Diferenças e semelhanças
A explicação para a presença constante do mercado de ações nas charges da New Yorker é simples: o capitalismo norte-americano tem na bolsa de valores um dos seus principais pilares. As pessoas físicas aplicam em renda variável, os fundos de pensão garantem a aposentadoria de seus participantes com os ganhos no mercado acionário, empresas de tamanhos variados são cotadas em bolsa e por aí vai. Em outras palavras, trata-se de um investimento popular, enraizado na cultural local.

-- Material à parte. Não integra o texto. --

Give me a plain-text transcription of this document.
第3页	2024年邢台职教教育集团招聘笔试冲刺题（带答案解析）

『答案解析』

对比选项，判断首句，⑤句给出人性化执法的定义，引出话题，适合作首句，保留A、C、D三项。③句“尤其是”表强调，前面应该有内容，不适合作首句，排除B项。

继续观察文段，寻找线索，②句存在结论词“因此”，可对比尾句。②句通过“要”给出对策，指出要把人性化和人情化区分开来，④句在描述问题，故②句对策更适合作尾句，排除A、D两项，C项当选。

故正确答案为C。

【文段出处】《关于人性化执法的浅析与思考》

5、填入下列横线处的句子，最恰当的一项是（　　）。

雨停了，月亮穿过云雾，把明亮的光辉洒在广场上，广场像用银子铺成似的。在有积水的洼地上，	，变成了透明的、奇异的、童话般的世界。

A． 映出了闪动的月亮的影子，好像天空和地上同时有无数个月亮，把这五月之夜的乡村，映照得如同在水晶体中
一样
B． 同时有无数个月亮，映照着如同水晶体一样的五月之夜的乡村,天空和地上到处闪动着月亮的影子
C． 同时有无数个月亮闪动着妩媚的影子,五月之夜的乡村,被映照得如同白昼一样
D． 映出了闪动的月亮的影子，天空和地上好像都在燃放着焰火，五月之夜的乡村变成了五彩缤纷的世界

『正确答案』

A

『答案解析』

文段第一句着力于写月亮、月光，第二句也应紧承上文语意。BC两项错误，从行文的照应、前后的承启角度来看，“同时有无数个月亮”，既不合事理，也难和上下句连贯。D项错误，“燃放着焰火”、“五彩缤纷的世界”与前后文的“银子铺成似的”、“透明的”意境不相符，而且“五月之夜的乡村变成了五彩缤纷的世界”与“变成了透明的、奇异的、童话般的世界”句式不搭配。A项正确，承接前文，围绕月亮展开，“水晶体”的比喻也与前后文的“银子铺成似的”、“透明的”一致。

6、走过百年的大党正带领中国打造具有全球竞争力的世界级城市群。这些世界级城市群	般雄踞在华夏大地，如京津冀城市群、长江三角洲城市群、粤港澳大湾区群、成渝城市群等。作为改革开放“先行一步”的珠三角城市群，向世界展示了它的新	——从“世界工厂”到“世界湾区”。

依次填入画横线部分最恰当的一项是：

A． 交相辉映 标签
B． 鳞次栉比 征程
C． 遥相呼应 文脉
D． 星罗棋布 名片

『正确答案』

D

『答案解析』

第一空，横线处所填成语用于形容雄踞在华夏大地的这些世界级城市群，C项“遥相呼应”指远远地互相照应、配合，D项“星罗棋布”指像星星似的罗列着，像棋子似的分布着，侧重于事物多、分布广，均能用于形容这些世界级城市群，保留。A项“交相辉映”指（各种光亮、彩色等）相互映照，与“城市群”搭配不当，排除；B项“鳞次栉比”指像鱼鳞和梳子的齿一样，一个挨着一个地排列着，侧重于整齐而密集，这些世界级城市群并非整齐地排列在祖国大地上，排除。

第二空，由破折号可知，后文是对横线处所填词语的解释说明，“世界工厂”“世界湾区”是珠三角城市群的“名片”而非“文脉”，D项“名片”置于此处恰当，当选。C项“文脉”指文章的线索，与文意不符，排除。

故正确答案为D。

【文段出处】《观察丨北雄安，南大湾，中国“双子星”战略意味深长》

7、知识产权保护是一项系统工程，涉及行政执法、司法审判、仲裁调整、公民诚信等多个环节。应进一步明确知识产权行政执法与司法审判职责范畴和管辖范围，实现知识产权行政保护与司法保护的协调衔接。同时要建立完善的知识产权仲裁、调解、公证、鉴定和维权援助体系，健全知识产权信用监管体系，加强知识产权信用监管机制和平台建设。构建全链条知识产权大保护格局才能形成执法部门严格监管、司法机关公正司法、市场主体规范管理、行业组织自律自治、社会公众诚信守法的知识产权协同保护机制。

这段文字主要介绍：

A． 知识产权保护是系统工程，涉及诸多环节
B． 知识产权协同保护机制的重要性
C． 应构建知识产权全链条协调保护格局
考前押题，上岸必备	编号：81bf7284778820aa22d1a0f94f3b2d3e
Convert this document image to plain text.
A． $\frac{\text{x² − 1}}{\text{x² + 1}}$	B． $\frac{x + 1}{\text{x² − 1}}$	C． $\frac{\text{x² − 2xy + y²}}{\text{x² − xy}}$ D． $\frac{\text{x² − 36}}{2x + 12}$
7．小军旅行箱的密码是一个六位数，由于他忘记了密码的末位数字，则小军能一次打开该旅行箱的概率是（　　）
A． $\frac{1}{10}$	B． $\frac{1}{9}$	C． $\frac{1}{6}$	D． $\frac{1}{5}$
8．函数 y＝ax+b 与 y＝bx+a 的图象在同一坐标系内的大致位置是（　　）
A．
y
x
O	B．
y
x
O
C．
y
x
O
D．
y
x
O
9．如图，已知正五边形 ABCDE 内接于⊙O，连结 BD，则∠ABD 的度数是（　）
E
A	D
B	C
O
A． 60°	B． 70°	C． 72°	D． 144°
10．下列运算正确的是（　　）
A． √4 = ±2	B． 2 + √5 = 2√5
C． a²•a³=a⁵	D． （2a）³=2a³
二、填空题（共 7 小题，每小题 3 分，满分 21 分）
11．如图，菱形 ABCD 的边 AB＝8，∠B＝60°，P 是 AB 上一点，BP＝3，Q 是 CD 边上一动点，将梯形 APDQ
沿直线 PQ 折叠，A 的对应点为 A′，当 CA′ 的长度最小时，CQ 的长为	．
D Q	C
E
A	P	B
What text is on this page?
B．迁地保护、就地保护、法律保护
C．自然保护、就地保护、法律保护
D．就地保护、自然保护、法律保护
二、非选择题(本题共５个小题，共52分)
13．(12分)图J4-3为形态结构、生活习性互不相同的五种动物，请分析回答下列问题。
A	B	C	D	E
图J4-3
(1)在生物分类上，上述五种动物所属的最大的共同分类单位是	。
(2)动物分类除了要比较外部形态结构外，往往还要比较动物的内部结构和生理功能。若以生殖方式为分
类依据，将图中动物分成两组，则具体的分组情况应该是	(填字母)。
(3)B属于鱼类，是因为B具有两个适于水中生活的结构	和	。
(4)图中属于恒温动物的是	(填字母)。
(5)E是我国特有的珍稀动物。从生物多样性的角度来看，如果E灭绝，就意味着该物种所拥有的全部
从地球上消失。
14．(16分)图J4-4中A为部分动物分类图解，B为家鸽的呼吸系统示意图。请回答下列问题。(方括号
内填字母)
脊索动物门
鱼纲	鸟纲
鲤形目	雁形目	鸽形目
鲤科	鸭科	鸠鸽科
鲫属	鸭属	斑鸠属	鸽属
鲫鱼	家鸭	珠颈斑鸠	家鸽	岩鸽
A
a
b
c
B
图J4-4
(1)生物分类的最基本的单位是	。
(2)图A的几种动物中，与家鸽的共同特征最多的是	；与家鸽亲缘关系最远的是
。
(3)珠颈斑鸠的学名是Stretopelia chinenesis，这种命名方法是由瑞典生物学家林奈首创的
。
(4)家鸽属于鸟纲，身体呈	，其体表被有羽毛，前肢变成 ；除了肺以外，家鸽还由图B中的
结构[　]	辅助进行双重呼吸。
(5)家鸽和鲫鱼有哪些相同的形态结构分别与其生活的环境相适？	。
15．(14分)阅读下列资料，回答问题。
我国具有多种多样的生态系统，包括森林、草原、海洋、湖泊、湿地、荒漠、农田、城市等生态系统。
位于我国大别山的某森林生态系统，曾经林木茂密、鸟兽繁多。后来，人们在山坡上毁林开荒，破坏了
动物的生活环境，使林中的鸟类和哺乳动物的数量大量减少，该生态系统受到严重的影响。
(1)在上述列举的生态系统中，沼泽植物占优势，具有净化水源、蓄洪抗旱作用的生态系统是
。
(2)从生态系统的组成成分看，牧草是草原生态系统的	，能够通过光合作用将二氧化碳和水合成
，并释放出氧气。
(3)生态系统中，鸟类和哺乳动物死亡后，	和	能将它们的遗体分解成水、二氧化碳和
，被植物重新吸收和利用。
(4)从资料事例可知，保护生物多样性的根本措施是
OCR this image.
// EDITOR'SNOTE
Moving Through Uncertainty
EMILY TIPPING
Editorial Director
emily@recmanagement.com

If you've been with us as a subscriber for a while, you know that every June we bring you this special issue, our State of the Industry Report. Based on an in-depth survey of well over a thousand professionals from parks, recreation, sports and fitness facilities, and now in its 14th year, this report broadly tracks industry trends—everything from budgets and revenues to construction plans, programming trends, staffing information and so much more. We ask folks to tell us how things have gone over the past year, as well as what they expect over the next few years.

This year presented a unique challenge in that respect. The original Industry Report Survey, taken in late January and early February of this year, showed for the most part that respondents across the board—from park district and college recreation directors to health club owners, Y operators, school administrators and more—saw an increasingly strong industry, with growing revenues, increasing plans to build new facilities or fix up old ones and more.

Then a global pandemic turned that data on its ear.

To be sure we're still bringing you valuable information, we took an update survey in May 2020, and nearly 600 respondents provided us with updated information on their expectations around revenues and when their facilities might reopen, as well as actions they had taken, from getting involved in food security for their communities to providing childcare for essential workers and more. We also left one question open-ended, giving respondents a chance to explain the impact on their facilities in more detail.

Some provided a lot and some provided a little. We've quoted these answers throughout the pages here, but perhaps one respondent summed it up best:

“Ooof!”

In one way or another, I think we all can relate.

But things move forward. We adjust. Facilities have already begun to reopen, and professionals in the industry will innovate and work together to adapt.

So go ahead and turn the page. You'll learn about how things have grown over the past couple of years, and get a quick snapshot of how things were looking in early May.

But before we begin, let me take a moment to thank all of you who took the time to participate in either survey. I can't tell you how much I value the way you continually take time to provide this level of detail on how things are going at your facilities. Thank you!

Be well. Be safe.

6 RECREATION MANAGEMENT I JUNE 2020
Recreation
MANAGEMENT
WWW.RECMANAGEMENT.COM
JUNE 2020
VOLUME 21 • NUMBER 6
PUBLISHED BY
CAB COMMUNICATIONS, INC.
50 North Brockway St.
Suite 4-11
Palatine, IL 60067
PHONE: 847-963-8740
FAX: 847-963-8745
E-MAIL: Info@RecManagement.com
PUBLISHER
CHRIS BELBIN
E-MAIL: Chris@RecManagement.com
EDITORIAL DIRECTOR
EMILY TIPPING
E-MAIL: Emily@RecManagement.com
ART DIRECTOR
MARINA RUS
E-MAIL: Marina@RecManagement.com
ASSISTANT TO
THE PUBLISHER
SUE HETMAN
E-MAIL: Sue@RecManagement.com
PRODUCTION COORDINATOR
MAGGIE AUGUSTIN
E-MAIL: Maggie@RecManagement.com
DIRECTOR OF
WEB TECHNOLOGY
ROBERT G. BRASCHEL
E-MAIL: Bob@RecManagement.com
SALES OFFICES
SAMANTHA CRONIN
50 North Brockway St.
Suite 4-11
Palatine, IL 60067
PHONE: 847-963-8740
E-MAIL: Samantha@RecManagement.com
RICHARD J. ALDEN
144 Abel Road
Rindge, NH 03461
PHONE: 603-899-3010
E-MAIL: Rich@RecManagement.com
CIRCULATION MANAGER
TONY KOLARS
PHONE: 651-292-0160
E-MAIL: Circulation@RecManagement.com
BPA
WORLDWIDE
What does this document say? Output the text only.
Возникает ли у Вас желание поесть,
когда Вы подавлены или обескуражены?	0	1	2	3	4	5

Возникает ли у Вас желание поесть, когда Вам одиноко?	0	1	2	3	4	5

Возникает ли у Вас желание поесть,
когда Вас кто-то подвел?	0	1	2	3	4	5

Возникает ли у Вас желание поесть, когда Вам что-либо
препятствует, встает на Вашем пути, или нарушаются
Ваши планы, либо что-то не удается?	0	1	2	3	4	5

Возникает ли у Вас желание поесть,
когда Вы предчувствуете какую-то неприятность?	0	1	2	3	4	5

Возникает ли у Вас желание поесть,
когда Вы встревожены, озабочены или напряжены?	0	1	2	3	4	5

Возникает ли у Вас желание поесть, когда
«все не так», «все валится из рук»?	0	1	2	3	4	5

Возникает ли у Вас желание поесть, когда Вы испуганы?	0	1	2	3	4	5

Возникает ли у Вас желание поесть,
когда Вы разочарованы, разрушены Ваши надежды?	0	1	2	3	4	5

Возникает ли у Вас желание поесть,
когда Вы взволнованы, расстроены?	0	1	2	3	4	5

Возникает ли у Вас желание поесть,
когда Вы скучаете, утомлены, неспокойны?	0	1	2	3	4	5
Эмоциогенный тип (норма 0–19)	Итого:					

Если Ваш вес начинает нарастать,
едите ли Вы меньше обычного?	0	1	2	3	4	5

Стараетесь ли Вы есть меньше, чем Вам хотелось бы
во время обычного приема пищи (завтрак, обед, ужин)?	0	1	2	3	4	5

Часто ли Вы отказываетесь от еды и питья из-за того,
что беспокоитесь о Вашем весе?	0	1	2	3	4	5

É claro que os humores do mercado de ações costumam ser inescrutáveis tanto lá como aqui, onde as bolsas de valores representam uma parcela ínfima dos investimentos, até pela concorrência dos juros mais elevados do mundo nos papéis de renda fixa.
De qualquer maneira, o comentário do analista na TV bem poderia ser aplicado ao nosso cenário: “Hoje, em Wall Street, o anúncio de taxas de juros baixas fez o mercado subir, mas então a expectativa de que essas taxas seriam inflacionárias fez o mercado cair, até a percepção de que taxas mais baixas poderiam estimular a economia deprimida e fazer o mercado subir outra vez, até ele cair definitivamente, diante do receito de que uma economia superaquecida levaria a um restabelecimento de altas taxas de juros”. Na mosca.
Há outros pontos de contato mais próximos entre norte-americanos e brasileiros no mundo econômico. O diagnóstico do psicanalista para o cliente deitado no divã é um deles: “A meu ver, seu problema é a repressão de uma obsessão por recessão”. Às voltas com os cálculos no computador, o marido apresenta a conclusão à mulher: “Se nos aposentarmos tarde e morrermos cedo, a gente passa raspando”. Duro mesmo é identificar-se com a imagem do engravatado empurrando um carrinho de dinheiro enquanto a secretária o anuncia ao chefe: “A propina gostaria de uma audiência, senador”.